Was bleibt vom Popjahr 2017? Für Jens Balzer ist es jedenfalls das Jahr, in dem gesellschaftliche Spalttendenzen endgültig auch in Pop-Utopia angekommen sind und nennt Xavier Naidoo, Morrissey und die unsäglichen BDS-Kampagnen als Kronzeugen. Neu sind solche Debattenlagen zwar nicht, schreibt er auf ZeitOnline, "neu ist nur, wie ernst dies alles plötzlich genommen wird. ... Gerade im scheinbaren Zustand der größtmöglichen Konfusion, der Polarisierung und des politischen Irrsinns spiegelt jedenfalls der Pop die Lage der Gesellschaft so getreu wider wie vielleicht noch nie in seiner Geschichte - das ist die paradoxe Situation, die sich am Ende dieses Jahres bietet." Nadine Lange geht im Tagesspiegel-Rückblick unterdessen nochmal die größeren Wegmarken des zurückliegenden Jahres ab: Pop entdeckt die Langsamkeit, Rockmusik verabschiedet sich aus der Relevanz und Frauen spielten im Pop 2017 eine weniger prägnante Rolle als in den Jahren zuvor, lautet ihr Fazit.

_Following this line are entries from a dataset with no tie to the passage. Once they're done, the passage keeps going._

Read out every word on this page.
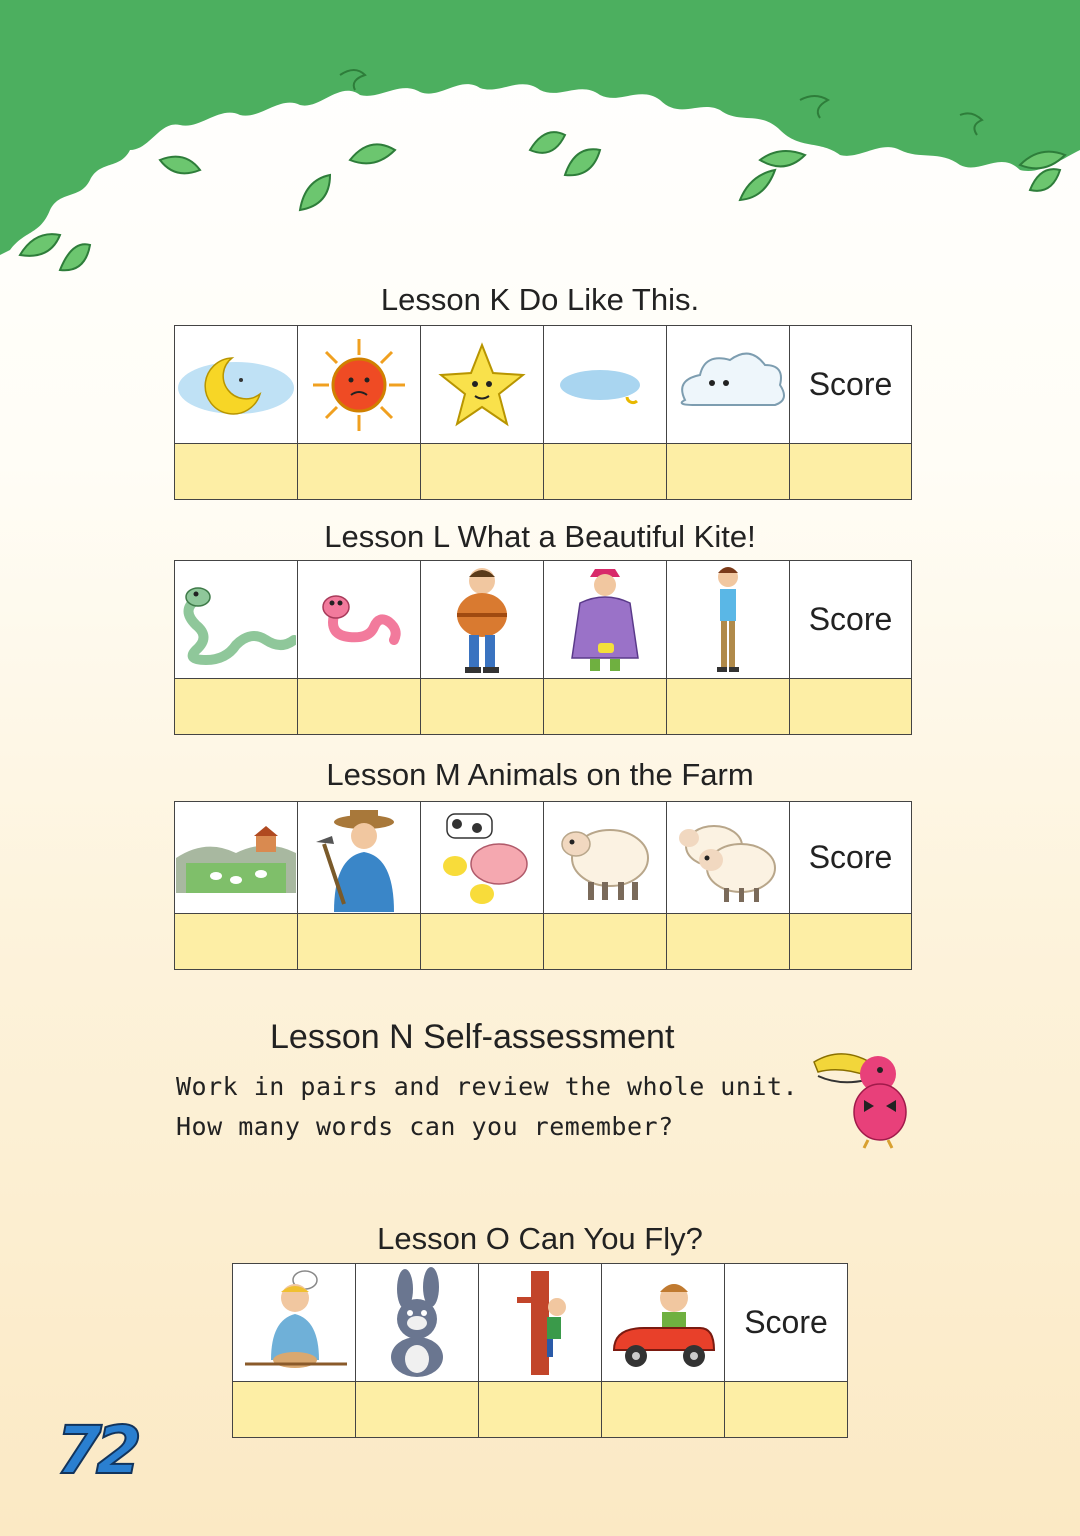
Lesson K Do Like This.

	Score

Lesson L What a Beautiful Kite!

	Score

Lesson M Animals on the Farm

	Score

Lesson N Self-assessment
Work in pairs and review the whole unit.
How many words can you remember?
Lesson O Can You Fly?

	Score

72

Lorina Speder schlendert für die taz durch die Straßen von New Orleans, wo nach Katrina 2005 längst wieder das normale, also musikalische Leben eingekehrt ist: "Ein Gitarrist spielt auf dem Gehweg, Zuhören lohnt sich: Das Klackern der Schreibmaschinen auf den kleinen Tischen der Street-Poets formt einen unregelmäßigen Rhythmus. Obwohl mir zahlreiche Musiker auf den Straßen in der Nacht begegnen, richtig kreativ werden sie tagsüber. Sie trommeln auf Mülleimern und anderen zweckentfremdeten Schlagzeugteilen vor den Geschäften im French Quarter."

Weiteres: Im Standard spricht Ljubisa Tosic mit Elke Hesse über den vor fünf Jahren eröffneten Konzertsaal der Wiener Sängerknaben. Für die taz porträtiert Stephanie Grimm den Hamburger Entertainer Erobique. Besprochen wird ein großer Band über die Geschichte des Trikont-Labels (FAZ).